Hello
I am trying to read an HDF5 file while it is being written by another process, without using SWMR mode. I understand that this may not be officially supported, but I would like to understand whether there is any safe or semi-safe workaround for my use case, or whether this is fundamentally impossible.
I will describe the setup, what works initially, and the errors I eventually hit.
System / environment
-
Platform: Windows 10 x64
-
Compiler: MSVC (Visual Studio 2022)
-
HDF5 version: 1.14.5 (from Conan)
-
Language: C++ (HDF5 C++ API + some direct C API calls)
-
Storage: local NTFS filesystem
-
Processes: separate writer process and reader process (no MPI)
Use case
-
One process writes time steps incrementally into an HDF5 file.
-
New groups, subgroups, and datasets are created as the simulation progresses.
-
Another process repeatedly opens the file, reads available data, then closes it.
-
The reader does not keep the file handle open permanently.
-
No SWMR mode (this is intentional for now).
Expected behavior (best case):
-
Reader may fail to see the newest data, but should not crash.
-
On retry, reader should eventually see newly added groups/datasets.
What I tried
Reader side
-
File opened read-only (
H5F_ACC_RDONLY) -
Tried:
-
disabling file locking
-
opening a fresh file handle on every retry
-
exponential backoff between retries
-
-
No cached HDF5 objects kept between iterations
Writer side
-
File opened with
H5F_ACC_RDWRor created withH5F_ACC_TRUNC -
Groups and datasets are created dynamically
-
H5Fflush(..., H5F_SCOPE_GLOBAL)is called after writes
Initially, this sometimes works:
-
Reader can read the file correctly for a few iterations
-
New time steps appear as expected
Errors encountered
After some time, the reader fails with hard HDF5 errors, not just “object not found”.

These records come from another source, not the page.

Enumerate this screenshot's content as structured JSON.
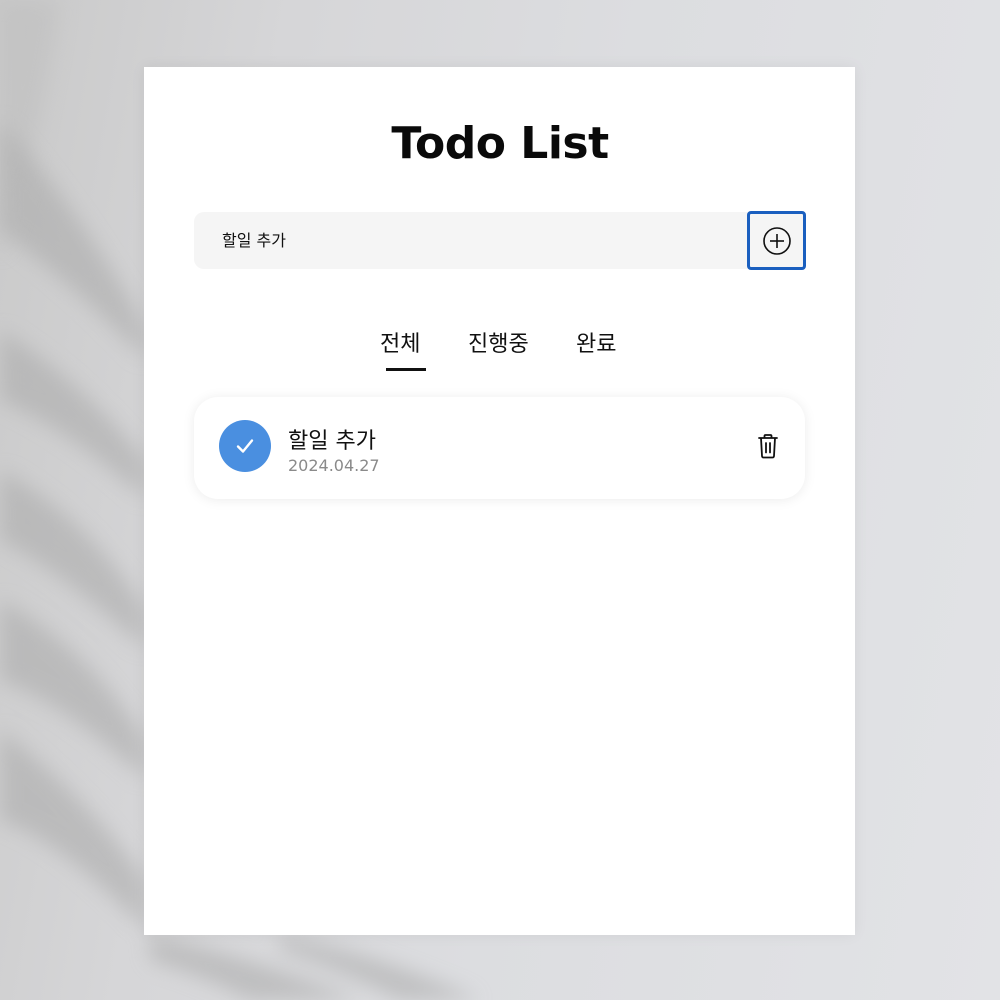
{
  "app": {
    "title": "Todo List"
  },
  "add_form": {
    "input_placeholder": "할일 추가",
    "add_icon": "plus-circle-icon"
  },
  "tabs": [
    {
      "label": "전체",
      "active": true
    },
    {
      "label": "진행중",
      "active": false
    },
    {
      "label": "완료",
      "active": false
    }
  ],
  "todos": [
    {
      "text": "할일 추가",
      "date": "2024.04.27",
      "done": true,
      "check_icon": "check-icon",
      "delete_icon": "trash-icon"
    }
  ],
  "colors": {
    "accent": "#4a8fe0",
    "button_border": "#1a5fbf",
    "input_bg": "#f5f5f5",
    "date_text": "#8a8a8a"
  }
}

Example 1 — dataset read failure
H5Dread(): can't synchronously read data
...
H5FD_read(): addr overflow, addr = 3299221668, size = 8, eoa = 2922366596
major: Invalid arguments to routine
minor: Address overflowed
Example 2 — object header / metadata corruption (most worrying)
H5O_get_info(): unable to load object header
H5C__verify_len_eoa(): address of object past end of allocation
major: Object cache
minor: Bad value
At this point the reader crashes consistently even after the writer finishes, and I stay on the same process of the loop to try to read each time.
My understanding so far
From reading documentation and debugging:
-
These errors appear when the reader sees partially written metadata
-
The file’s EOA (end of allocation) changes while the reader is accessing metadata
-
HDF5 correctly rejects inconsistent object headers
My question
I fully understand that SWMR is the supported solution, but before fully restructuring my pipeline, I would like to ask:
-
Is there any documented or undocumented workaround to make this pattern safer without SWMR?
-
e.g. specific flush patterns
-
reopening file handles
-
metadata cache controls
-
-
Is it strictly required to freeze the file topology (pre-create all groups/datasets) if SWMR is not used?
-
Is the observed behavior expected, or am I misusing the API in a way that could be corrected?
I am not looking for guarantees of seeing the latest data — only to avoid hard failures and metadata corruption errors on the reader side.
Minimal example
I can provide a minimal reproducer (two small programs: writer + reader) if helpful.
Thank you for your time and for maintaining HDF5.
Any clarification on what is fundamentally unsupported vs. potentially workable would be greatly appreciated.
Best regards,
Younes